3.17.2009

the price is right, a-hole

A coffee at Starbucks does not cost five dollars. You can get a hot cup of coffee for under two bucks, actually, or a bit more if you want a venti, you glutton. If your drink is more than five dollars, it's because it's something ridiculous, like a quad venti breve white chocolate mocha. That is a meal in a cup, why the hell shouldn't it cost five bones?

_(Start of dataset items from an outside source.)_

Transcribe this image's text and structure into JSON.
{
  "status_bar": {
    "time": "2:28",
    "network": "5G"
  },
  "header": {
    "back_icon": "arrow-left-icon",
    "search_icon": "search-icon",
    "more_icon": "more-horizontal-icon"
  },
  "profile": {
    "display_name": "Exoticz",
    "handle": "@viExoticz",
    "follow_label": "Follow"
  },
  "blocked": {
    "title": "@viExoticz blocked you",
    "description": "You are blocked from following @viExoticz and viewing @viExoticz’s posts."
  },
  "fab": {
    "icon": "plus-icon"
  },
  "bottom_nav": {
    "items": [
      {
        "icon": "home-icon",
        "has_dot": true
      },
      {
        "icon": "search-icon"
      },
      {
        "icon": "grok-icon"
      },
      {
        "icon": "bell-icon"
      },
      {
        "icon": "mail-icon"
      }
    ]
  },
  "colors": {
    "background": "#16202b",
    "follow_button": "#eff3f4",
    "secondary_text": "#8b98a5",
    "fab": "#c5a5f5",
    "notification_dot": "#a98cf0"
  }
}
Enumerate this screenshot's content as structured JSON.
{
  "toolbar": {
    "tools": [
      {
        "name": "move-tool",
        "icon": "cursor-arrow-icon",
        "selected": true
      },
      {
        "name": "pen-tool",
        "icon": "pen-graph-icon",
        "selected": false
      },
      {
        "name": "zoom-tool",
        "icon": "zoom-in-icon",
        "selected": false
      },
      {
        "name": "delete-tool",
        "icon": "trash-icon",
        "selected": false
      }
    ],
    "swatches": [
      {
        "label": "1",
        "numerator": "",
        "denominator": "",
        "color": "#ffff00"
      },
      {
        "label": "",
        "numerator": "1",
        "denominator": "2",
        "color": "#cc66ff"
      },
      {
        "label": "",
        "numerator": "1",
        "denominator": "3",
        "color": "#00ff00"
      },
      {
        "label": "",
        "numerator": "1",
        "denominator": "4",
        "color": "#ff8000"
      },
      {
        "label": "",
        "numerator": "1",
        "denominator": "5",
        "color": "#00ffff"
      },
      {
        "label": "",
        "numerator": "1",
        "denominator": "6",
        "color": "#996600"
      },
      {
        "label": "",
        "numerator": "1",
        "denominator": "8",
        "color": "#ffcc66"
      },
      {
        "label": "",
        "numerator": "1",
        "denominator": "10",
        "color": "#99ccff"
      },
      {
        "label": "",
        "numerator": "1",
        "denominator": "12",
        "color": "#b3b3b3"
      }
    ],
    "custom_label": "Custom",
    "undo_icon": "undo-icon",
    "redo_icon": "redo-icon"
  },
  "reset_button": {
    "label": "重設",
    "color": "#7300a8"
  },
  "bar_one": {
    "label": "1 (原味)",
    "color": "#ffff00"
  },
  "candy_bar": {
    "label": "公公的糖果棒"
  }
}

Customers have ways to cheat the system, though, and it makes me really resentful when some cheapskate smugly asks if he can have his venti Frappuccino split into two cups, as opposed to just paying for two tall Frappuccinos. Like, "Oooooh, you clever little minx, you figured out a way to scam me out of that extra dollar something. Congratufuckinglations, shithead." Or people who try to order a kid's hot chocolate at full temperature. Guess what? If it's 170 degrees, it's a goddamn short HC, not a kid's. If you're old enough to have big kid drinks, you're old enough to pay big kid prices. And if I ever find the barista that sparked this whole chai steamed milk instead of a no water tazo chai thing, I'm going to punch them in the teeth. I really am.

Because customers don't figure out these little tricks on their own, it's baristas clueing them in. I don't know how many times I've explained to someone why I'm ringing in their drink the way that I am, only to have them say "But at the store I usually go to, they only charge me for a tall tea misto, because I don't want the extra tea bag in my venti drink," or whatever. Well, at this store, you're getting charged what I damn well charge you, and you can shove the extra tea bag up your ass, you entitled, snotty cow.

If you're too cheap to shell out some extra coin for your drink, go buy a two dollar latte from McDonald's.